Similar stability was observed in neighbouring Austria, where prices remained at €300-305/t. Most market participants expect this trend to continue until the end of the year.
In France, Belgium and Luxembourg, scrap prices remained almost unchanged, despite expectations of a decline due to weak performance in Turkey. For example, E40 was sold for €335-340/t, and E8 – for €320-335/t. Most European steel mills agreed to fix prices in November, which maintained stability in the market.
Despite short-term positive price fluctuations in November in some countries of the bloc, the outlook for December remains uncertain. Pre-holiday production stoppages in most parts of the EU and a decline in activity could again change price dynamics.

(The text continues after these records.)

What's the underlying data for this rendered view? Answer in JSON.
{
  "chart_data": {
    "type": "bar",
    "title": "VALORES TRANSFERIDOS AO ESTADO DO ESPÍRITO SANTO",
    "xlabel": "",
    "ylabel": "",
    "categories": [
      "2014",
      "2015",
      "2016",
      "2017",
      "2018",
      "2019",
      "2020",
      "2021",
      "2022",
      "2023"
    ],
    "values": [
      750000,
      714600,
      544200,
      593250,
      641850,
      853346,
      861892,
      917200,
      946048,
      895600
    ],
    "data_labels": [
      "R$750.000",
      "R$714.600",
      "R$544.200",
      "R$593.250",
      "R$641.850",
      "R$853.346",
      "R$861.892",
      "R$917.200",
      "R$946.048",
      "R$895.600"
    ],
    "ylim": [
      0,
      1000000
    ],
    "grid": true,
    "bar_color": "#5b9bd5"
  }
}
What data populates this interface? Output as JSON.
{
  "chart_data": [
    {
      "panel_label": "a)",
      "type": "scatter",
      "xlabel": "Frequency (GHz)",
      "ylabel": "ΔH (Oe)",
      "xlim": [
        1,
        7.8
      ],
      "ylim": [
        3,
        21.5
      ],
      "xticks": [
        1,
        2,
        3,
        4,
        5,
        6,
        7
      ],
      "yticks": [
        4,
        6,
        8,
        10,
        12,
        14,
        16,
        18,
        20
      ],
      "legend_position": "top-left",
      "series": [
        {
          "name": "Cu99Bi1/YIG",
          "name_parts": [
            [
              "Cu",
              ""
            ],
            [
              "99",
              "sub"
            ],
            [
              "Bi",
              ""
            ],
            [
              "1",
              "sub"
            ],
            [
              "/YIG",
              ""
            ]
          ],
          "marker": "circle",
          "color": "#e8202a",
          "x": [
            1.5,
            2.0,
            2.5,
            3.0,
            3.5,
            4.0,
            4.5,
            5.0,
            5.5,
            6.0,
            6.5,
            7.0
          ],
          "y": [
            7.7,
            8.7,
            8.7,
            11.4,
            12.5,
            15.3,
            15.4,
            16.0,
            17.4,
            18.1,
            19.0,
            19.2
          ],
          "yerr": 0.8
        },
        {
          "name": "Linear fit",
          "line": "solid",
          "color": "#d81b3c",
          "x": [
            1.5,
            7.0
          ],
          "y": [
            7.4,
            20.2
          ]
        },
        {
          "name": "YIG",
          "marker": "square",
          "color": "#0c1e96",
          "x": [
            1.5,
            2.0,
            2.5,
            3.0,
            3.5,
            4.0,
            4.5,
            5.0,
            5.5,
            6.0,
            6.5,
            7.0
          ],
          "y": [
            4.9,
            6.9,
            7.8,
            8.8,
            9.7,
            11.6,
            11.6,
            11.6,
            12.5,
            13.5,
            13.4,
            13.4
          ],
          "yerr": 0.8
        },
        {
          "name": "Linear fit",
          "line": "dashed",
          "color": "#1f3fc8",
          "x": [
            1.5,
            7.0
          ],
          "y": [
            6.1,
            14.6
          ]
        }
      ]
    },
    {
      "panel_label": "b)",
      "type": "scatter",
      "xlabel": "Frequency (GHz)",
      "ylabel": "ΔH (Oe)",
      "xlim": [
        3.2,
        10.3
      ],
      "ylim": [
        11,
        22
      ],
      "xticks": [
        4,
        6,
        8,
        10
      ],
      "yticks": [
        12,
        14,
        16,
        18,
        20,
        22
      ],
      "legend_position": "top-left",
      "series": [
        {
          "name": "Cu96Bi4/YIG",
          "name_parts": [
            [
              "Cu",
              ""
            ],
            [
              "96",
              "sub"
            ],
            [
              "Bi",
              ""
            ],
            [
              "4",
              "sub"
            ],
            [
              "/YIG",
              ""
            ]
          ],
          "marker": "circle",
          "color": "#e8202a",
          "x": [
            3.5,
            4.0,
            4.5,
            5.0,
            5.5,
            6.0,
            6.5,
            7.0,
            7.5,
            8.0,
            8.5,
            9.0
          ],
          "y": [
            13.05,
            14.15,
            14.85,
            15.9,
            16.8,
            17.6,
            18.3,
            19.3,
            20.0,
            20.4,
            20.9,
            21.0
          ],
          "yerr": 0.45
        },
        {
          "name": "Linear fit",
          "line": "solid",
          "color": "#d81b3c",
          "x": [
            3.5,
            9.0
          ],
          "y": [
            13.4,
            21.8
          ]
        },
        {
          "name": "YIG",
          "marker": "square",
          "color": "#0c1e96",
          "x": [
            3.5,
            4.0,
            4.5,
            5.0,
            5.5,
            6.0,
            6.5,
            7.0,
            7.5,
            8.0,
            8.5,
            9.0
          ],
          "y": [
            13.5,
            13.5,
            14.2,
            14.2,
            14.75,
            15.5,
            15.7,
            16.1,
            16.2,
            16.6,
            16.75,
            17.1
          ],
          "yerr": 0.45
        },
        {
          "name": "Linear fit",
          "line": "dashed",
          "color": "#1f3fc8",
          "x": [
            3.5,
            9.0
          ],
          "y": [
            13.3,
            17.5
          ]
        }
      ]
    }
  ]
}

On the US scrap market, as of November 25, prices fell by 3.6% compared to November 1 – to $321-324/t (US East Coast FOB), driven by weak demand, low export quotations and lower steel prices.
At the beginning of the month, market participants expected prices to stabilize, but a reduction in contract orders from steel mills created uncertainty. This was especially true in the Southeast of the US, where there was an oversupply. At the same time, prices in the Midwest remained stable due to low inventories of steel mills.
External markets showed negative dynamics. In Taiwan, offers for HMS 1&2 80:20 from the US dropped to $310-320/t CFR due to low demand for rebar. Turkey, the largest importer of scrap metal, was lowering quotations, preferring more affordable raw materials from other regions.
The middle of the month brought a mild price adjustment in the southeastern United States, where prices fell by $10/t. Despite expectations that severe weather and the holiday season could limit supplies, demand remained weak due to weak rolled steel sales.
Towards the end of November, the market outlook remains uncertain. Some market participants predict that deteriorating weather conditions and preparations for winter may support prices, but weak export markets and low demand in Turkey are creating additional pressure.
In China, the price of scrap (Heavy Scrap) in the period 1-25 November fell by 2.7% – to $343,3/t. The main reasons for the decline were lower domestic steel prices, oversupply and limited demand from electric arc steel mills.
After rapid growth in October, driven by rising steel prices, the dynamics changed in early November. Increased supply in the market and increased supply from downstream processors put pressure on prices. These factors limited any possible market recovery.